Grindavik has been Piteå’s sister town since 1977. Grindavik is a small coastal town with around 3 000 inhabitants, located 50 km from Reykjavik, the capital in Iceland.
In Grindavik there have been settlers for more than 1 000 years and during the centuries both farming and fishing have been the base for living.
Based on fishing In Grindavik the economy is based on fishing and tourism but farming is also of great importance. Grindavík is one of the largest fishing centers in the country. The harbour area is the driving force behind Grindavík. The fishing industry is a priority in Grindavík, and the town is by far the largest exporter of salted fish in the country. The business of Grindavík harbour is huge, not surprisingly, since the town can boast of high quality fisheries and processing plants. Fishermen in Grindavík are using the same fishing grounds as their ancestors did for centuries, which is indicative of moderate fishing without exploitation.
The five largest fisheries provide around 700 jobs in Grindavík, both in fishing and processing.
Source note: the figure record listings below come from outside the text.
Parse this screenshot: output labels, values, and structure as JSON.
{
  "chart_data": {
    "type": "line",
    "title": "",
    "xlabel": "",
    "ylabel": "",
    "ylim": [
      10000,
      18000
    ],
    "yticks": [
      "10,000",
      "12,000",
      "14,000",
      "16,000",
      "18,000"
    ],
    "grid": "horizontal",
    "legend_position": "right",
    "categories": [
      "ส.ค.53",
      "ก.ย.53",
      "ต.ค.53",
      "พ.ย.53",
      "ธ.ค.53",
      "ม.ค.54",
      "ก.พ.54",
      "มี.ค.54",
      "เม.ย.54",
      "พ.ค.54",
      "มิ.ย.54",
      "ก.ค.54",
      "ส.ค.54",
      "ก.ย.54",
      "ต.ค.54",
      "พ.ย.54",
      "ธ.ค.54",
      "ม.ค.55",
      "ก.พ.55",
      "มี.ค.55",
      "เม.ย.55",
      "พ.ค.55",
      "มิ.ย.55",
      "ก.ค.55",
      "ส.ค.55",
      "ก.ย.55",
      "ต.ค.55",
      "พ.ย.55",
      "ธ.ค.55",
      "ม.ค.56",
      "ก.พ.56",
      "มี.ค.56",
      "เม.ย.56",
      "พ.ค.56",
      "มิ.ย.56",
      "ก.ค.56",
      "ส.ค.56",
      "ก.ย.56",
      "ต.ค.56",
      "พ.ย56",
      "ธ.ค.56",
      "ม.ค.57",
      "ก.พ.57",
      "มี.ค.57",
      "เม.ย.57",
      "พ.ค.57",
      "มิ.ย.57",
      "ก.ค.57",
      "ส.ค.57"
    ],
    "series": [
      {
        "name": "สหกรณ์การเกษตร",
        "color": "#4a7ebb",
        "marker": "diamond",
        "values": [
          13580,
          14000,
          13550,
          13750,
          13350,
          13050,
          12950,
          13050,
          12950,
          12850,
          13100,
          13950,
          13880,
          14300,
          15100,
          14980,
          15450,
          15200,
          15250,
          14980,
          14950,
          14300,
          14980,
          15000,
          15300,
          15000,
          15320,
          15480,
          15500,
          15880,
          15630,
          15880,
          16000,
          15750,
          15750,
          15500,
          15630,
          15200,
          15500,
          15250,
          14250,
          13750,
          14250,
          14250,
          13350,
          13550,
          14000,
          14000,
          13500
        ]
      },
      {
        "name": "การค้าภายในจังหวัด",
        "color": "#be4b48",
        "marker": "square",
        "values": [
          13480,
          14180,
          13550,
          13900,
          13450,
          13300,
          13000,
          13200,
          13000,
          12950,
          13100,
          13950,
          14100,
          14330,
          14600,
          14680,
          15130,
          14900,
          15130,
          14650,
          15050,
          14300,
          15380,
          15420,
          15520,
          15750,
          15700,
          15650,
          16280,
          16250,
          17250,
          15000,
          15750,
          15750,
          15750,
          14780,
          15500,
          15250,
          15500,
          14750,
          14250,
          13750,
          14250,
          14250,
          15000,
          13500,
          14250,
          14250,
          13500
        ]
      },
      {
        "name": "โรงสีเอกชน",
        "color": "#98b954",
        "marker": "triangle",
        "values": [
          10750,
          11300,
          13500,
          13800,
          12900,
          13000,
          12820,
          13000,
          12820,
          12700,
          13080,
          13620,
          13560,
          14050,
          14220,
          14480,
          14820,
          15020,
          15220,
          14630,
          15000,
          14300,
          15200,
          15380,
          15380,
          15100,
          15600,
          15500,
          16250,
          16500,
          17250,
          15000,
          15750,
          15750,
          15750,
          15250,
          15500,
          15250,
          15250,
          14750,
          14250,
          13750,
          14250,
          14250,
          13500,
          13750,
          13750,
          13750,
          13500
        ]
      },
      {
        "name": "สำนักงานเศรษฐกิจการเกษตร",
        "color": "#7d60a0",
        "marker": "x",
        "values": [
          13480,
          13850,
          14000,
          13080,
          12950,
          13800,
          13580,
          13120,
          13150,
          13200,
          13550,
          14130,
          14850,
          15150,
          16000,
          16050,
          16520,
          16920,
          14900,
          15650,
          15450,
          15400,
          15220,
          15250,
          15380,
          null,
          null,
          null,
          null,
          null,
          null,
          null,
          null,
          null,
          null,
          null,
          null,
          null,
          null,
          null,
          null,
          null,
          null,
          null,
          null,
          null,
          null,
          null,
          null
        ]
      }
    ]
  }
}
The export value of the catch landed in Grindavík is probably around 20 billion ISK a year, which is about 4% of the total export value of Icelandic products.
Here you also can find both a salt fish museum and a rock fish museum which show the importance of fishing during the centuries. Each year in the beginning of June there is a family and port festival, the Happy Sailor, which honors earlier times as seagoing and seamanship has been the main source of occupation and income for the people in Grindavik.
Tourism The famous Blue Lagoon is located within the municipality. It is a big health facility built around hot springs, where the water is cooled down to 37- 40 degrees. The water is very rich in minerals, considered to be of help for psoriasis as well as for age wrinkles. Most houses in Iceland are mainly heated by geothermal energy.
Grindavik boasts miles of hiking trails through breathtaking panoramas. There is also a new modern campground and swimming facility, one of Iceland's best golf courses, Kvikan - House of culture and natural resources and a multitude of restaurants.